An amazing find: Recently Discovered Douglas Adams - TopicsExpress



          

An amazing find: Recently Discovered Douglas Adams Poetry Written by Adams when he was 17 in fulfillment of an entrance requirement to a literary club, Candlesticks, the poem had to be about a candle and had to be assessed as acceptable. It was. This is a great find and absolutely brilliant. In our College Prep English class (abacus-es/eie/advancedwriting.html) we examined it for structure, theme and devices.
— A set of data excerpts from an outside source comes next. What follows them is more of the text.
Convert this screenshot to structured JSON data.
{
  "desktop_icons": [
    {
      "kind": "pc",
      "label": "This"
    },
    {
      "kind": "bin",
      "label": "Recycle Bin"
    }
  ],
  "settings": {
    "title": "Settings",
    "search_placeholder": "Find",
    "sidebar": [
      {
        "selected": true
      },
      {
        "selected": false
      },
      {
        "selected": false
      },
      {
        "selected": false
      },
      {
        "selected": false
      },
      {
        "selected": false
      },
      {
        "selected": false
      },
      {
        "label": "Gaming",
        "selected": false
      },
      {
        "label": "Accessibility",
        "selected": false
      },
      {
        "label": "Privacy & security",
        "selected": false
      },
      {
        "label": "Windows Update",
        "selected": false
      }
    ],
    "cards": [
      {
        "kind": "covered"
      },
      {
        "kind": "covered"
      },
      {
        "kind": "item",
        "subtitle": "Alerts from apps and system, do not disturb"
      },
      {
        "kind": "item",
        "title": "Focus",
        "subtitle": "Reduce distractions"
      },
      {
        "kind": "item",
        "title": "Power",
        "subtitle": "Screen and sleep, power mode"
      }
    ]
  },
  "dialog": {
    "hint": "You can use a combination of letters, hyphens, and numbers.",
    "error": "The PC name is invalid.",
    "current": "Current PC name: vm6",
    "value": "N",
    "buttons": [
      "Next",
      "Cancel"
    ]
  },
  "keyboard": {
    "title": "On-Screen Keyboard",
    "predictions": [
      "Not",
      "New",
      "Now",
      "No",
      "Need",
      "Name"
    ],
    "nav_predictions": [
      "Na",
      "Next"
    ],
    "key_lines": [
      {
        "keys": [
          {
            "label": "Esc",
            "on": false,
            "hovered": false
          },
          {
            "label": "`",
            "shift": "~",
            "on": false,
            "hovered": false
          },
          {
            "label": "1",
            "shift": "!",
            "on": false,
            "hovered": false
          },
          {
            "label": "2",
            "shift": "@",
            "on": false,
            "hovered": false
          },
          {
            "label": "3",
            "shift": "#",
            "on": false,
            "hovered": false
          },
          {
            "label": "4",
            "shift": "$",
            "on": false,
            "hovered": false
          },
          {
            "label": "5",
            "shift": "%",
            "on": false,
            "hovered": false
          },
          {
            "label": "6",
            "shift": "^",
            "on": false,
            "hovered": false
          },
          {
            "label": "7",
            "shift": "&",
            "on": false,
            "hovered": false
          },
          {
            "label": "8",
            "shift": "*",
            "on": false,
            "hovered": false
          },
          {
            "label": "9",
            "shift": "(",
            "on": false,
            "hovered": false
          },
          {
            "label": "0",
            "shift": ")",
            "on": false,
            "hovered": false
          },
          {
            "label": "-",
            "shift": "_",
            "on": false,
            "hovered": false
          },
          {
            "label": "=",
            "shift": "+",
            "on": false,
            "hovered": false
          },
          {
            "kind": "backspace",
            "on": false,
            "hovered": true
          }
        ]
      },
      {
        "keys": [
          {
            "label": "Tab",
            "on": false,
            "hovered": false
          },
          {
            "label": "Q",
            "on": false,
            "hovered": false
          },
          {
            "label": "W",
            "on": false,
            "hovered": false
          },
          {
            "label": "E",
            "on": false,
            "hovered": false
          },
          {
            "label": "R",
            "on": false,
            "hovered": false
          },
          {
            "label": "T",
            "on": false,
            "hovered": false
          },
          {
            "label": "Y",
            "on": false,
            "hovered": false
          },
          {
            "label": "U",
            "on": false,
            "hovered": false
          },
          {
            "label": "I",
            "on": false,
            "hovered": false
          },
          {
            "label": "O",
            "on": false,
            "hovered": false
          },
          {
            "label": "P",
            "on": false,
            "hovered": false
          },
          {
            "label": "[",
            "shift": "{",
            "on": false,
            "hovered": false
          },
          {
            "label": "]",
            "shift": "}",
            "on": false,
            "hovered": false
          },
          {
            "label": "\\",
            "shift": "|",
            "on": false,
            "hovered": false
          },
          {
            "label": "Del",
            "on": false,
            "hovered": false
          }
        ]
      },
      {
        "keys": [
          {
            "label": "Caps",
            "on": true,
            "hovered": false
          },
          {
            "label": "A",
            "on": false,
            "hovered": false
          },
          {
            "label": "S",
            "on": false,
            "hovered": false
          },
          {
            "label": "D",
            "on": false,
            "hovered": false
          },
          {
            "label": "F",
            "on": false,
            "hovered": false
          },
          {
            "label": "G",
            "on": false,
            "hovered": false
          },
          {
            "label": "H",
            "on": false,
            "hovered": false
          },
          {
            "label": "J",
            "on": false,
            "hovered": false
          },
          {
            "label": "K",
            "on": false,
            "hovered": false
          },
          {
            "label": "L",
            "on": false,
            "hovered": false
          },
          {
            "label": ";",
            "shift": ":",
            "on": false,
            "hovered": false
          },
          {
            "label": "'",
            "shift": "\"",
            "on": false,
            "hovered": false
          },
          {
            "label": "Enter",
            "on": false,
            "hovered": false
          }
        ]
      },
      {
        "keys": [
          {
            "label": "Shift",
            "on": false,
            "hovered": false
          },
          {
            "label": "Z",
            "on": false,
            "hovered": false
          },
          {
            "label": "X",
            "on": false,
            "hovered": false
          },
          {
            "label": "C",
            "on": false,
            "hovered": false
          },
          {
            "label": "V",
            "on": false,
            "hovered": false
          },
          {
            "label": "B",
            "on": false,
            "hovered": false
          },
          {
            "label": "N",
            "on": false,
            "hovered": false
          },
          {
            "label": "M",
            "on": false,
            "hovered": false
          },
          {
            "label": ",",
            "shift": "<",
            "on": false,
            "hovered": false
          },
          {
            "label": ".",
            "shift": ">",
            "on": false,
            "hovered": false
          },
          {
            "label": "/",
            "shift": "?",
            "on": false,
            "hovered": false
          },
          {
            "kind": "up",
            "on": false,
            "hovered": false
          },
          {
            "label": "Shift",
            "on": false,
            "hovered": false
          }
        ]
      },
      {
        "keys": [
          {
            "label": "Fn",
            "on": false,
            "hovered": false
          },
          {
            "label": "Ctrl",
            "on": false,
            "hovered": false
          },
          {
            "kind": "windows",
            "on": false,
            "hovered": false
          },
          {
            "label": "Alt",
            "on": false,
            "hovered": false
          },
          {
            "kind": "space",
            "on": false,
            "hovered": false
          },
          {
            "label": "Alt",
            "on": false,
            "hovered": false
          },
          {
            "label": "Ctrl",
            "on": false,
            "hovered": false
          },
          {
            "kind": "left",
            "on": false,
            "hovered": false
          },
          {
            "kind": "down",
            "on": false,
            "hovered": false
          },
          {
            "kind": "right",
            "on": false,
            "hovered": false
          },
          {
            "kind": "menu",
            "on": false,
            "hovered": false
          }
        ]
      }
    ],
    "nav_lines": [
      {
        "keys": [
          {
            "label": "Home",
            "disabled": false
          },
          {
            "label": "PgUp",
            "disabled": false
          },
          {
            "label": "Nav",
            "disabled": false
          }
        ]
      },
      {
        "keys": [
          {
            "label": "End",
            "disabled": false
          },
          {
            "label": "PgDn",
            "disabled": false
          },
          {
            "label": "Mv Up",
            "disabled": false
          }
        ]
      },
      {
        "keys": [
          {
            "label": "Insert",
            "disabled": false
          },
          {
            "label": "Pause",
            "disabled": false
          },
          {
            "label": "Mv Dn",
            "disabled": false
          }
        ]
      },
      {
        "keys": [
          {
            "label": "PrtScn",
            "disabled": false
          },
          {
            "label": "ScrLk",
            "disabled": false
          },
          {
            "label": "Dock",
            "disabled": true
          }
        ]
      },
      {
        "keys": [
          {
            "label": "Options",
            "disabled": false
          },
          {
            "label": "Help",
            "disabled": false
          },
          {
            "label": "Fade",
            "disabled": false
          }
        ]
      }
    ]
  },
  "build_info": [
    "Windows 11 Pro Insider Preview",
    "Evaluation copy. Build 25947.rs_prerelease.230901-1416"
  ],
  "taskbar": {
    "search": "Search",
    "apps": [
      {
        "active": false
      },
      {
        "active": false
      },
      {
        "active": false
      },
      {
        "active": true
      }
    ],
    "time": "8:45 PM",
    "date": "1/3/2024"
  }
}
A Dissertation on the task of writing a poem on a candle and an account of some of the difficulties thereto pertaining by Douglas Adams, January 1970 I resisted temptation for this declamation To reach out to literary height For high aspiration in such an oration Would seem quite remarkably trite: So I thought something pithy and succinct and clever Was exactly the right thing to write. For nights I sat musing And musing ... and musing Whilst burning the midnight oil; My scratchings seemed futile My muse seemed quite mute, while My work proved to be barren toil. I puzzled and thought and wrestled and fought Till my midnight oil was exhausted, So I furthered my writing by dim candle lighting, And found, to my joy, this of course did The trick, for I flowered, My work - candle-powered – Was inspired, both witty and slick. Pithy and polished, my writing demolished Much paper, as I beguiled Myself with some punning, (My word play was stunning,) I wrote with the wit of a Wilde. At length it was finished, the candle diminished, I pondered and let my pride burn At the great acclamation, the standing ovation Its first public reading would earn. But lost in the rapture of anticipation And thinking how great was my brilliant creation I quite failed to note as I gazed into space That incendiary things were about to take place: That which had ignited my literary passion, Was about to ignite what my passion had fashiond. And - oh! - all was lost in a great conflagration And I just sat there and said Hell and damnation, For the rest of the night and the following day. (My muse in the meantime had flitted away Alarmed, no doubt, at the ornamentation My language acquired with increased consternation. So unhaply the fruits of my priceless endeavour Are lost to the literary world forever. For now I offer this poem instead, Which explains in itself why the others unsaid.